Because the liver contains blood vessels, bile ducts and other structures, transplant surgeons use detailed, three-dimensional images to create a kind of roadmap for living donor surgery.
No transplantation surgery is easy, but removing a piece of liver from a living donor and transplanting it into a critically ill adult or child is particularly complicated.
The first step is for potential donors to overcome misconceptions about liver disease. “Many people think alcohol and drug abuse cause liver disease, but there are actually many different causes,” said Annmarie Liapakis, MD, Yale New Haven Transplantation Center (YNHTC) transplant hepatologist.
Viral infections, immune disorders, genetic conditions, fatty liver disease and heart and vascular disease can cause hepatitis (liver inflammation). Hepatitis can cause scarring (fibrosis); severe scarring is called cirrhosis. Cirrhosis can lead to liver dysfunction, cancer, portal hypertension – high blood pressure around the liver – or a combination.
YNHTC offers comprehensive services to treat and manage liver disease before and after transplant. Surgeons perform deceased and living donor transplants, transplants between HIV-positive people and adult-to-child transplants.

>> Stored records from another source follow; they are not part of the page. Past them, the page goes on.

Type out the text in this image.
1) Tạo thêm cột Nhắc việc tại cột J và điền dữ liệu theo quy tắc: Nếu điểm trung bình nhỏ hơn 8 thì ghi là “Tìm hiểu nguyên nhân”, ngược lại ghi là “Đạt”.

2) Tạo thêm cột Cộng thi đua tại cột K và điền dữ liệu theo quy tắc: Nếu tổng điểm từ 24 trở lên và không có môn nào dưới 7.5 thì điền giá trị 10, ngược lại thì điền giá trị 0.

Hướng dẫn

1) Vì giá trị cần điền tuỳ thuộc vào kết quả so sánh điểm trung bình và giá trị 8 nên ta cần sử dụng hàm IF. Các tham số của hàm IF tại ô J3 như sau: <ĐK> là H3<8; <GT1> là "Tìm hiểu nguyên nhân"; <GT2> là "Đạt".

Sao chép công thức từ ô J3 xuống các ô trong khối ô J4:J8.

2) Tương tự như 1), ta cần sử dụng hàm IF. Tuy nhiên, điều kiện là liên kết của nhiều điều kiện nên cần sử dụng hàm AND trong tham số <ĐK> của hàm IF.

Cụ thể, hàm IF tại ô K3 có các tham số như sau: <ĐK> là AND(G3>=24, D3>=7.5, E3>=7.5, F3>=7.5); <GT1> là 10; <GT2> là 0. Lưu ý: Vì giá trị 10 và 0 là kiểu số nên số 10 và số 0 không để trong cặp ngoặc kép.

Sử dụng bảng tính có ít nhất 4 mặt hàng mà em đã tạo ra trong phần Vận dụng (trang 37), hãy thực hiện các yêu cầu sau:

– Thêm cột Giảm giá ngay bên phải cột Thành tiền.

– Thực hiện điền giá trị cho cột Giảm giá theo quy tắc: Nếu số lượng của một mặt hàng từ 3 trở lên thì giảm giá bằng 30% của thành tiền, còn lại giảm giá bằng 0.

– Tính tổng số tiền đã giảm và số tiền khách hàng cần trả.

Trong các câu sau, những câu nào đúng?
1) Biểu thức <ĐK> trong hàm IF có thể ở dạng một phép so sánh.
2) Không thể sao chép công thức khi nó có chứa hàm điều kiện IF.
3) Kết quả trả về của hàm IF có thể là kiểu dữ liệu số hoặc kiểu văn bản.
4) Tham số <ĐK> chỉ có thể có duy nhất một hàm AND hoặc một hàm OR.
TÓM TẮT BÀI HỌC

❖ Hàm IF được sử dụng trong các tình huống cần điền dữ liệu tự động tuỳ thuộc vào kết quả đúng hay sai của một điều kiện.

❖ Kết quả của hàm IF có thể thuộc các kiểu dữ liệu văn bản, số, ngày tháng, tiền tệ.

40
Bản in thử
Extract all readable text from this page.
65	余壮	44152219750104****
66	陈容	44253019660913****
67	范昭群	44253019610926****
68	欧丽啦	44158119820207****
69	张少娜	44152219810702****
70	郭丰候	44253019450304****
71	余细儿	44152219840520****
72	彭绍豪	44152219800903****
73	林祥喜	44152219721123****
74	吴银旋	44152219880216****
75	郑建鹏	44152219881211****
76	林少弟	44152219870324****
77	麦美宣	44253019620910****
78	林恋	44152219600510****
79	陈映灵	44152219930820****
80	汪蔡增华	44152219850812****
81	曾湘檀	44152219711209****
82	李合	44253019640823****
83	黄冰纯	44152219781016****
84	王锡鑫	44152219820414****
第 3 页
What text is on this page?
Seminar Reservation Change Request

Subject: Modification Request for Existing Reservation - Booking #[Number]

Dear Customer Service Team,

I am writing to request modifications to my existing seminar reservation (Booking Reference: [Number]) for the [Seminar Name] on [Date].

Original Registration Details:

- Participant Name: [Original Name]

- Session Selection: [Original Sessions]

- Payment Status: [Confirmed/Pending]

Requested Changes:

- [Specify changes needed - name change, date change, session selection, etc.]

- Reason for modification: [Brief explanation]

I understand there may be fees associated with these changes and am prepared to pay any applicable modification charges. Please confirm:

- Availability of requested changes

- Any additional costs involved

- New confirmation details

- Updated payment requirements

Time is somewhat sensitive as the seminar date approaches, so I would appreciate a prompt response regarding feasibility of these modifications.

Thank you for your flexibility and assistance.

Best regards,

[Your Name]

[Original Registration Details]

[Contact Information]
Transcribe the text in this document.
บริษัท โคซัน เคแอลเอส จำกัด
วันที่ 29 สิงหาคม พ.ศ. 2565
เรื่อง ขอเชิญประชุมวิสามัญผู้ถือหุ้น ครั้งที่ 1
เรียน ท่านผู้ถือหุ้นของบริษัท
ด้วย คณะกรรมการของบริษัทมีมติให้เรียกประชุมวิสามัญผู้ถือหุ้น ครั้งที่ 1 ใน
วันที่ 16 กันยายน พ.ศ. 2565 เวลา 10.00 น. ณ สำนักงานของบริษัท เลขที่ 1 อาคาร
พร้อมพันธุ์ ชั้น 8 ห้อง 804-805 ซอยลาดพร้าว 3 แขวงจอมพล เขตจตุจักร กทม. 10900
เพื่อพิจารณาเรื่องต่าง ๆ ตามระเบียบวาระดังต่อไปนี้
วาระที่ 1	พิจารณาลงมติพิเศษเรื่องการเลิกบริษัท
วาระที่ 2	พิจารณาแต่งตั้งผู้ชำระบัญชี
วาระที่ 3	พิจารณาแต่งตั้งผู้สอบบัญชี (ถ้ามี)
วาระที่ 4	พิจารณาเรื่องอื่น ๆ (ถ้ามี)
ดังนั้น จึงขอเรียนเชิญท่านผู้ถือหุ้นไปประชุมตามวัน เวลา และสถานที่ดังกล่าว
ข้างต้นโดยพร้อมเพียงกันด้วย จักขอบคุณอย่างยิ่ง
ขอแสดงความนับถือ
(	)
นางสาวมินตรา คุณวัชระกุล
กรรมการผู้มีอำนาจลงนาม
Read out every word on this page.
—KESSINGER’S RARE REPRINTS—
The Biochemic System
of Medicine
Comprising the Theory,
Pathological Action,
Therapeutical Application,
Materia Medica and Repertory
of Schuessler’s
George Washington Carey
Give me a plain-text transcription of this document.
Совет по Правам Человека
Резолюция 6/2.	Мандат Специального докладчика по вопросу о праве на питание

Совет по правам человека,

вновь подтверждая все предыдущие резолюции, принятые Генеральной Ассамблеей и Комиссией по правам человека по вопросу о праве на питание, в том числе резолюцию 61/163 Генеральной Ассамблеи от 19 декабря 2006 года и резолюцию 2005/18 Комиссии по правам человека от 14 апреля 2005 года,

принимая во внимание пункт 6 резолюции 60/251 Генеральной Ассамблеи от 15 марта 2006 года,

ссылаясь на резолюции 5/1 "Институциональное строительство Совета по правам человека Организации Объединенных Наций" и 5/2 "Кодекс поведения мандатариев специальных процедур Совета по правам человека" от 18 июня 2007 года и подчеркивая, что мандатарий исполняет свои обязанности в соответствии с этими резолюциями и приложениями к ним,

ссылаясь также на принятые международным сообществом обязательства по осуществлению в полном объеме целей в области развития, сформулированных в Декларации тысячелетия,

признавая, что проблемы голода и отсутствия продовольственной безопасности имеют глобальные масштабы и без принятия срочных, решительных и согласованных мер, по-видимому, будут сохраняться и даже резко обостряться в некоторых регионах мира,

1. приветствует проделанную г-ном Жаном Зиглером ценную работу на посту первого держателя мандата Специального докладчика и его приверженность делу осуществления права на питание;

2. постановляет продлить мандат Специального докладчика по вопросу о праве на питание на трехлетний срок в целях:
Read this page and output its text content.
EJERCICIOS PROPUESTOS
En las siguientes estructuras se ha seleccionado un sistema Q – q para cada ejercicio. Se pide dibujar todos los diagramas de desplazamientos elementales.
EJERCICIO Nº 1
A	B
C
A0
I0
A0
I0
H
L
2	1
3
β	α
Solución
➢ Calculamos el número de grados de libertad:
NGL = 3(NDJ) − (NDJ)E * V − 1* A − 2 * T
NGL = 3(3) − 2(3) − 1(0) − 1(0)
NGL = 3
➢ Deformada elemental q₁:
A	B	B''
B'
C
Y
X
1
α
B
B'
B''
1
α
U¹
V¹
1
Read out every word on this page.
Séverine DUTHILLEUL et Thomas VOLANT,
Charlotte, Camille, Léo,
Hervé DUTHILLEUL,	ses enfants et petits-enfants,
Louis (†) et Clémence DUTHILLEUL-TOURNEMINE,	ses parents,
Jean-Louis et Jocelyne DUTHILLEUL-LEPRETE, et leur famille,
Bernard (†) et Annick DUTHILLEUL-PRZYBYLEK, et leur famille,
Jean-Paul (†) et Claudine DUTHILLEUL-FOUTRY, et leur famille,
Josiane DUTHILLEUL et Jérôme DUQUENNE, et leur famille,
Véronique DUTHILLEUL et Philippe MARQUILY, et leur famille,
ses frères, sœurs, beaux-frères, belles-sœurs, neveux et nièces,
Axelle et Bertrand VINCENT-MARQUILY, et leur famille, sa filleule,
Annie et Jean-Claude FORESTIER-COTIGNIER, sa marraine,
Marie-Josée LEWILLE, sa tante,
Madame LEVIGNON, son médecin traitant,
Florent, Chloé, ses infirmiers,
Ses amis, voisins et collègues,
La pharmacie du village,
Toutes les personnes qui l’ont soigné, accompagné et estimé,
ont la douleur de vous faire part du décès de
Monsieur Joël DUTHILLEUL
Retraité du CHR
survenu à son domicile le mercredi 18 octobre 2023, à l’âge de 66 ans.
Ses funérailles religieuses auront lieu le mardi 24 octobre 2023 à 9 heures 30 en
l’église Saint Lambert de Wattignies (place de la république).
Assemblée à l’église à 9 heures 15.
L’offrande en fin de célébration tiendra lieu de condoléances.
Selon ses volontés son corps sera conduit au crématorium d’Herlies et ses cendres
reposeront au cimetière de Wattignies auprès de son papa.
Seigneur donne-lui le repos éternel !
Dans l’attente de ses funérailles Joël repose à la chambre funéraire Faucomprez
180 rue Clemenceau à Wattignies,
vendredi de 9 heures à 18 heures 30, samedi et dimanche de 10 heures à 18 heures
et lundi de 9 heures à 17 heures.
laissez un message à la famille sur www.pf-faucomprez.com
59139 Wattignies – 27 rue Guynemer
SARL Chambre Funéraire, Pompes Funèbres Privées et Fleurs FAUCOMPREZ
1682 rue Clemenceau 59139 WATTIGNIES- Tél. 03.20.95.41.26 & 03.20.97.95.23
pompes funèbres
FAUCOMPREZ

Donors and recipients do not have to be related. Through Yale New Haven Hospital’s Center for Living Organ Donors, potential liver and kidney donors undergo an extensive process that includes counseling and a thorough medical evaluation. A Donor Advocacy Panel of healthcare professionals determines if the person is eligible to donate, and a donor advocate supports the potential donor during the review process.
Once a liver donor and recipient are matched, surgeons plan in detail what will occur in the operating room. With a deceased donor, surgeons can remove the entire liver and other structures, (though they will sometimes divide the liver so two recipients can benefit). With living donors, radiologists and transplantation surgeons use advanced, three-dimensional imaging to determine precisely which part of the donor liver they will remove and how they’ll divide the tangle of veins, arteries and bile ducts between donor and recipient.
On average, a liver donor will have a five- to seven-day hospital stay and recovery that includes no heavy lifting for six to eight weeks. By that time, barring complications, the donor’s and recipient’s livers will regrow to full size.
“Liver disease takes such a physical and emotional toll on patients and their loved ones,” Dr. Liapakis said. “But as long as we have organ donors, there is hope. Organ donors are true heroes.”